Kolbert joins PFAW from the Annenberg Public Policy Center at the University of Pennsylvania, where she developed a program focused on law and American culture. Prior to that, she worked for the American Civil Liberties Union and helped found the Center for Reproductive Law and Policy, now the Center for Reproductive Rights. Along the way, she racked up a healthy number of superlatives from publications like The National Law Journal.
It’s her advocacy in front of the Supreme Court, in particular in 1992’s Planned Parenthood v. Casey, that made her name. Arguing that Roe v. Wade itself was on the line, she went 21 minutes into the 30-minute oral argument before even touching on the specifics of the Pennsylvania law at issue, according to a 1992 report by Legal Times Supreme Court reporter Tony Mauro. According to historian David Garrow, who covered the case in his book Liberty and Sexuality, Kolbert “vastly outperformed” the solicitor general at the time Kenneth Starr.

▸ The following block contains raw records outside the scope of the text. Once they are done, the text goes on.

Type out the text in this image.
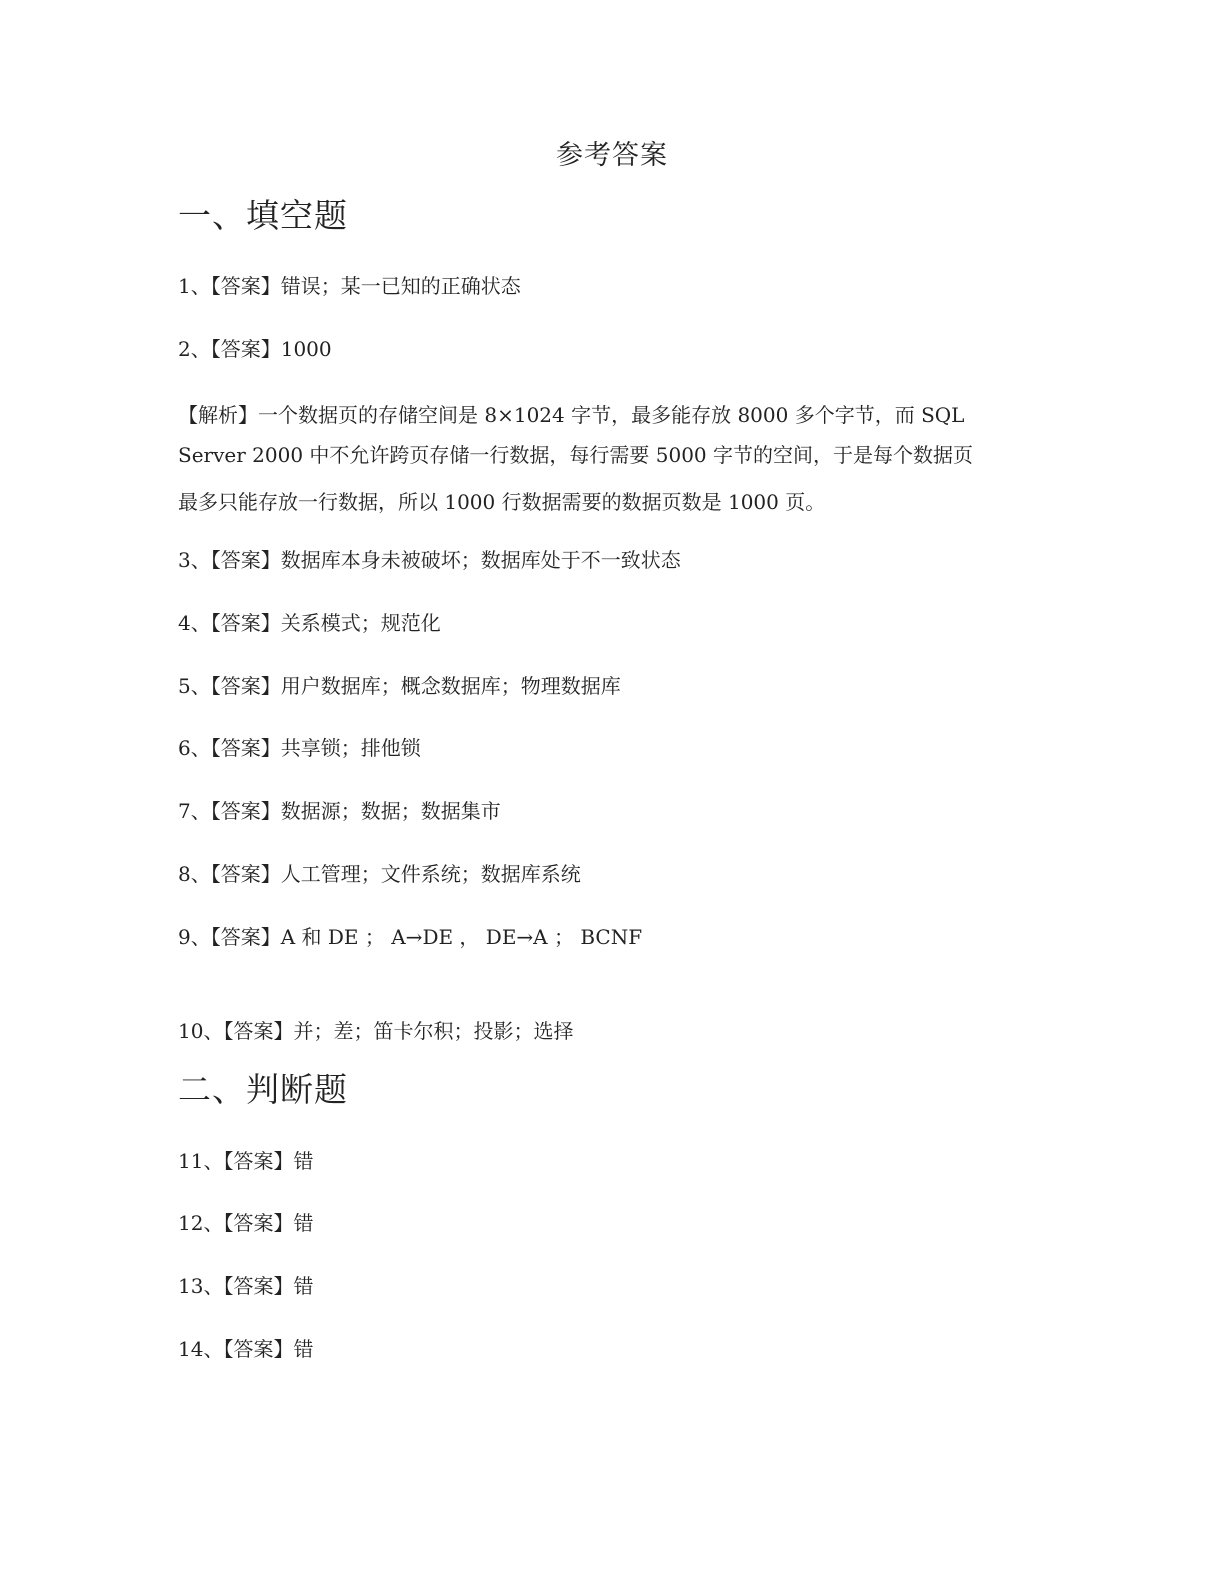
参考答案
一、填空题
1、【答案】错误；某一已知的正确状态
2、【答案】1000
【解析】一个数据页的存储空间是 8×1024 字节，最多能存放 8000 多个字节，而 SQL
Server 2000 中不允许跨页存储一行数据，每行需要 5000 字节的空间，于是每个数据页
最多只能存放一行数据，所以 1000 行数据需要的数据页数是 1000 页。
3、【答案】数据库本身未被破坏；数据库处于不一致状态
4、【答案】关系模式；规范化
5、【答案】用户数据库；概念数据库；物理数据库
6、【答案】共享锁；排他锁
7、【答案】数据源；数据；数据集市
8、【答案】人工管理；文件系统；数据库系统
9、【答案】A 和 DE ； A→DE ， DE→A ； BCNF
10、【答案】并；差；笛卡尔积；投影；选择
二、判断题
11、【答案】错
12、【答案】错
13、【答案】错
14、【答案】错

In recent years, PFAW has expanded into a wide range of issues from immigration to education reform. (When Ralph Neas, PFAW’s president for eight years, left last summer, Legal Times covered the group’s expansion in this article.) Could Kolbert’s selection signify that the organization intends to return to advocacy centered on the Supreme Court
“Certainly that is my strength,” Kolbert says. “But again, I think the organization as a whole needs to meet me and get used to me, and together we’ll figure out where our priorities will be in the coming years.”
First priority: Moving to Washington. She’s looking for a house, and plans to start her new job on March 17.
Then comes the fundraising. PFAW’s revenue has lagged in the last few years, and Kolbert says she’s got her eye on building up the organization’s finances before 2009. “No matter who is elected president in November, the progressive community needs to be strong and pushing the president,” she says.
Prevented from directly aiding any campaign by its legal status as a charitable organization, PFAW nonetheless hopes to boost its visibility in this election season. “People need to understand just how bad the current Court really is,” says Kolbert, bemoaning the “loss of Justice O’Connor and her sensibilities and distaste for paternalism that I think this current Court is all about.”